天还没黑,李十一就到了西渡口。
这地方在镇子西面二里处,是陆玄的人最可能渡河的位置。河道在这里拐了个弯,水流缓,岸边生满芦苇,能藏人。对岸是一片平坦的荒滩,再过去就是旧庄子方向。夜里从那边过来,借着芦苇的遮掩,摸到镇西木栅栏外,用不上半炷香。
李十一带了三个人。一个叫赵黑,一个叫刘五,一个叫马猴。都是从青牛镇本地汉子中挑的。三人身板不壮,但都是打猎摸鱼的好手,路熟,胆子也不小。他们跟着李十一蹲在芦苇荡里,用泥抹黑了脸和手。远处的水面泛着青灰色的天光,像一块半旧的铜镜。
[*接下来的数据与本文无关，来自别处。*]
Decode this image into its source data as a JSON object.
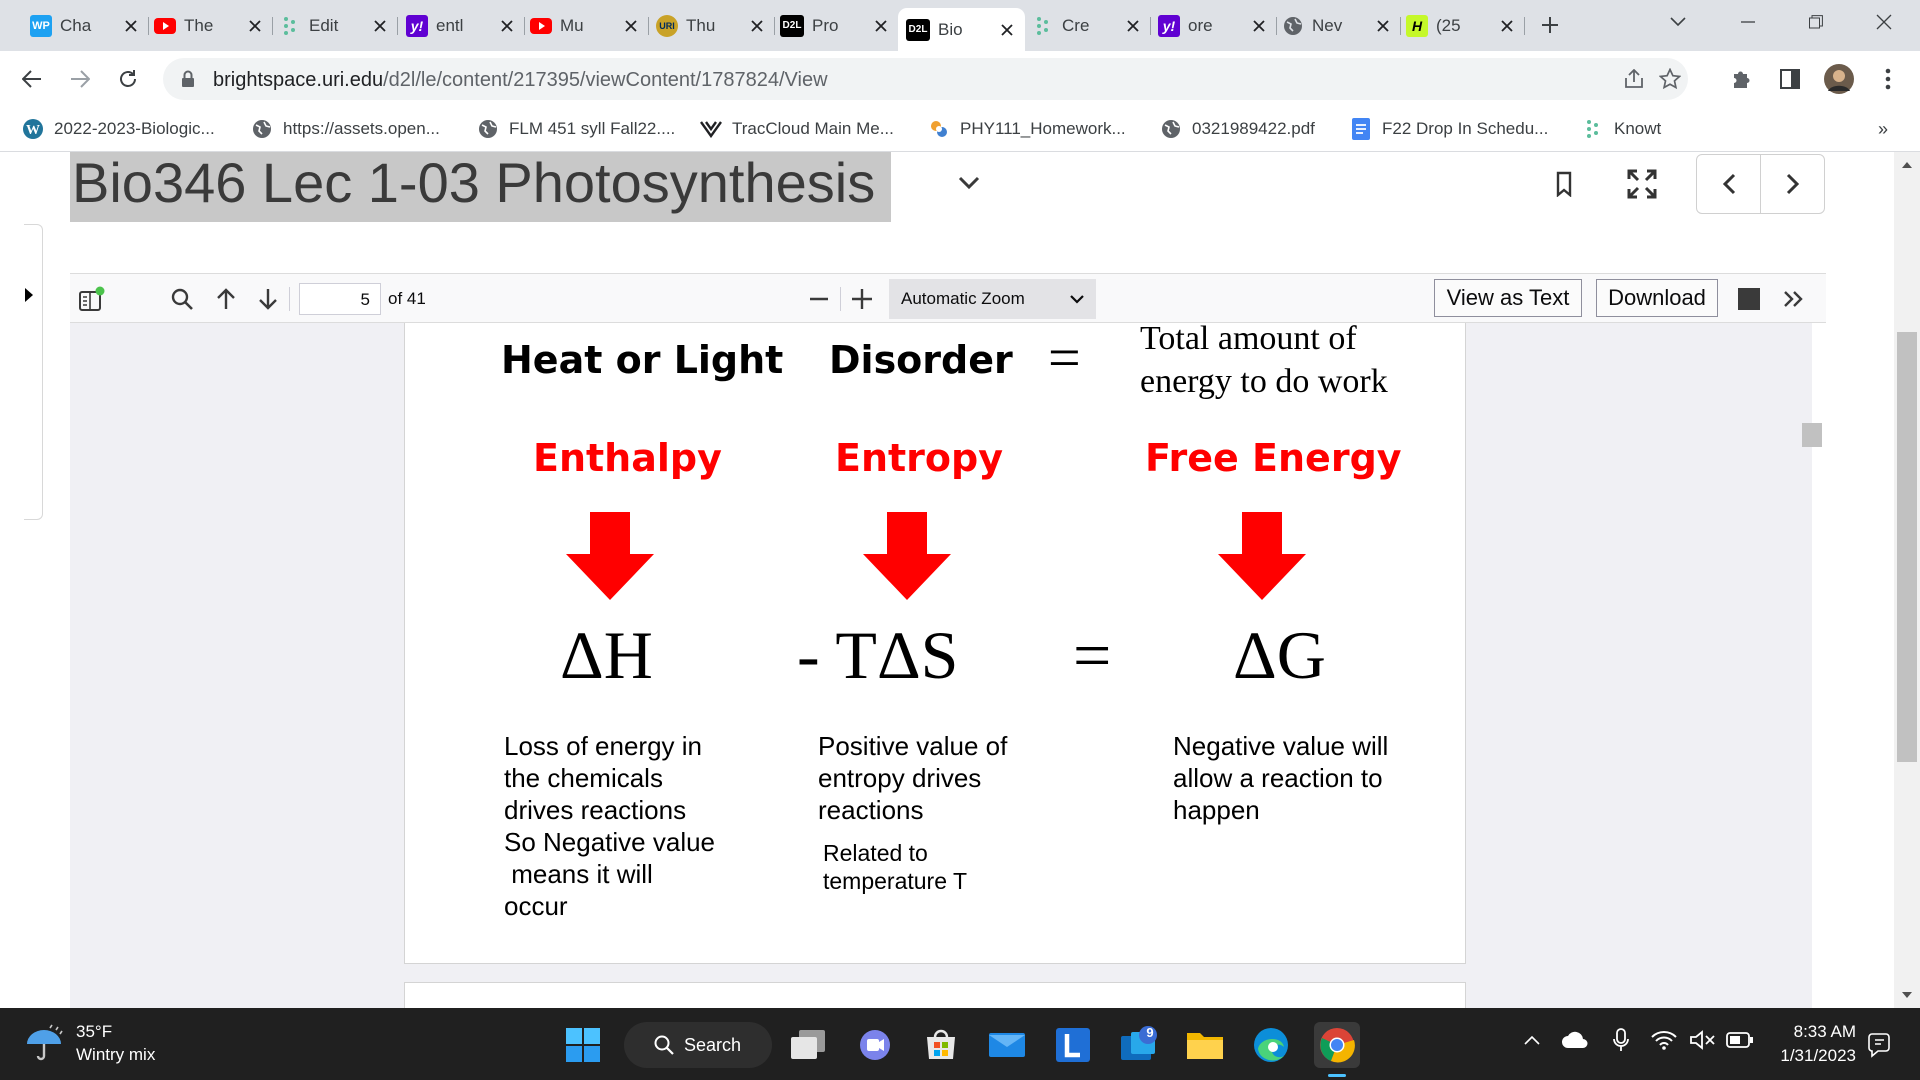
{
  "browser": {
    "tabs": [
      {
        "title": "Cha",
        "favicon": "WP",
        "fav_bg": "#1da1f2",
        "fav_fg": "#ffffff"
      },
      {
        "title": "The",
        "favicon": "youtube-icon",
        "fav_bg": "#ff0000",
        "fav_fg": "#ffffff"
      },
      {
        "title": "Edit",
        "favicon": "knowt-icon",
        "fav_bg": "transparent",
        "fav_fg": "#5bbd9c"
      },
      {
        "title": "entl",
        "favicon": "y!",
        "fav_bg": "#6001d2",
        "fav_fg": "#ffffff"
      },
      {
        "title": "Mu",
        "favicon": "youtube-icon",
        "fav_bg": "#ff0000",
        "fav_fg": "#ffffff"
      },
      {
        "title": "Thu",
        "favicon": "URI",
        "fav_bg": "#c9a227",
        "fav_fg": "#002b5c"
      },
      {
        "title": "Pro",
        "favicon": "D2L",
        "fav_bg": "#000000",
        "fav_fg": "#ffffff"
      },
      {
        "title": "Bio",
        "favicon": "D2L",
        "fav_bg": "#000000",
        "fav_fg": "#ffffff",
        "active": true
      },
      {
        "title": "Cre",
        "favicon": "knowt-icon",
        "fav_bg": "transparent",
        "fav_fg": "#5bbd9c"
      },
      {
        "title": "ore",
        "favicon": "y!",
        "fav_bg": "#6001d2",
        "fav_fg": "#ffffff"
      },
      {
        "title": "Nev",
        "favicon": "globe-icon",
        "fav_bg": "transparent",
        "fav_fg": "#5f6368"
      },
      {
        "title": "(25",
        "favicon": "H",
        "fav_bg": "#c5f82a",
        "fav_fg": "#000000"
      }
    ],
    "url_host": "brightspace.uri.edu",
    "url_path": "/d2l/le/content/217395/viewContent/1787824/View",
    "bookmarks": [
      {
        "label": "2022-2023-Biologic...",
        "icon": "wordpress-icon"
      },
      {
        "label": "https://assets.open...",
        "icon": "globe-icon"
      },
      {
        "label": "FLM 451 syll Fall22....",
        "icon": "globe-icon"
      },
      {
        "label": "TracCloud Main Me...",
        "icon": "traccloud-icon"
      },
      {
        "label": "PHY111_Homework...",
        "icon": "homework-icon"
      },
      {
        "label": "0321989422.pdf",
        "icon": "globe-icon"
      },
      {
        "label": "F22 Drop In Schedu...",
        "icon": "docs-icon"
      },
      {
        "label": "Knowt",
        "icon": "knowt-icon"
      }
    ],
    "bookmarks_overflow": "»"
  },
  "page": {
    "doc_title": "Bio346 Lec 1-03 Photosynthesis"
  },
  "pdf": {
    "current_page": "5",
    "page_count": "of 41",
    "zoom": "Automatic Zoom",
    "view_as_text": "View as Text",
    "download": "Download",
    "overflow": "»"
  },
  "slide": {
    "headers": {
      "heat": "Heat or Light",
      "disorder": "Disorder",
      "equals": "=",
      "total_line1": "Total amount of",
      "total_line2": "energy to do work"
    },
    "labels": {
      "enthalpy": "Enthalpy",
      "entropy": "Entropy",
      "free_energy": "Free Energy"
    },
    "symbols": {
      "dh": "ΔH",
      "tds": "- TΔS",
      "equals": "=",
      "dg": "ΔG"
    },
    "descriptions": {
      "enthalpy": [
        "Loss of energy in",
        "the chemicals",
        "drives reactions",
        "So Negative value",
        " means it will",
        "occur"
      ],
      "entropy": [
        "Positive value of",
        "entropy drives",
        "reactions"
      ],
      "entropy_note": [
        "Related to",
        "temperature T"
      ],
      "free_energy": [
        "Negative value will",
        "allow a reaction to",
        "happen"
      ]
    },
    "colors": {
      "accent": "#ff0000"
    }
  },
  "taskbar": {
    "weather_temp": "35°F",
    "weather_desc": "Wintry mix",
    "search_label": "Search",
    "mail_badge": "9",
    "time": "8:33 AM",
    "date": "1/31/2023"
  }
}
“都听好了。”李十一的声音压得极低,“这地方有八个能踩稳的浅窝子。我全都做了记号。若有人渡河,必然走那几条浅线。你们三个分守三处。不要正面打。等人进了水里,再动手。刀要贴水砍,从下往上。别露身子。”
三人点头。他们没说话,只把刀握得更紧了些。李十一把两把短刀都插在腰后,自己去了最靠北的那条浅线。他的裤腿卷到膝上,脚浸在河水里。水很凉,像有冰片在割。他闭了闭眼。丹田里的气旋缓慢转动,像只还没醒的兽。他试着把那丝水性灵力往脚下引。水底的泥沙渐渐与他产生了一种极其微弱的感应。他“听”见了水流打在浅窝子边的声音,极轻极碎。这让他心里有了底。
天彻底黑下来。没有月亮。风从河对岸吹来,压得芦苇伏向水面。李十一把呼吸调到最浅,整个人像一块半浸在河里的大石。赵黑他们三个人也各自缩进了苇丛,看不出半点声息。
约莫亥时末,对岸有了动静。
先是几声极轻的鸟叫,像是夜鹭。跟着,水面轻响,有船底擦过沙洲的声音。李十***没入水中,细细感应。来的是两条平底小船,吃水不深。一条居中,一条偏北。船上没有灯。但在他“听”来,那船底划开的波纹像两条银线,直直地朝岸边逼来。
他慢慢往后缩进芦苇深处,只露出半边脸。船近了。离岸七八丈时,船上的人纷纷下水。足有十五六人。他们腰间扎着红巾,口中咬着刀,涉水而来。水声细碎,像一群鱼在往岸上拱。走在最前的那人手里没刀,只提着一只黑口袋。李十一猜,那里面装的是火油。
他们走了几步,水渐深。领头的打了个手势。队伍分成了三股。其中一股五个人,朝李十一的方向摸过来。李十一没有动。他等。等着那几个人踩进他做了记号的浅线。那条线,他白天用树胶和灰粉在水底石子上抹过,脚踩上去会滑。而且他记得,那里河底凹凸不平,有几道被河水淘出来的小沟。白天看,不显眼。夜里踩进去,一陷就是半人高。
第一个人滑倒了。他嘴里咬着刀,喊不出声,只在水里一扑。水花溅起。旁边两人去拉他。李十一像条鲶鱼一样贴水游过去。他的刀从下往上,精准地扎进最近一人的大腿内侧。那人闷哼一声,在水里软了。第二个人刚转头,还没看见李十一,脖子上就挨了一刀。血涌进河水。第三个人终于叫出来。只半声。李十一的刀柄撞上他的喉结。他仰面倒进芦苇里,连水花都没怎么激起。
赵黑他们那边也动了。传来几声极短促的闷响,像石头砸进深水,又像有人被拖进了泥里。那两条船上留了人,听见动静,操桨往岸边靠。船头的火折子亮了起来。
“点火!烧过去!”对岸有人压低嗓子喊。
火折子在空中划了道弧,落在岸边芦苇上。干燥的芦花一沾火星,“轰”地就着了。风从河面吹来,火苗呼地一下蹿上半空。李十一从水里跃起。火光把他的脸照得通红,像从地狱里钻出来的水鬼。他大跨一步,踩在浅滩上,短刀脱手飞出,将船上那个举着火油的人钉在船帮上。
那人惨叫着翻下船。火油泼进河里。河面“蓬”地烧起一层蓝火。火线顺水而散,把两条小船都圈住了。船上的几个红巾汉子慌了神,纷纷往水里跳。赵黑他们从芦苇里钻出来,照着落水的人就砍。刀光在火光里乱闪,河水被搅成一片红。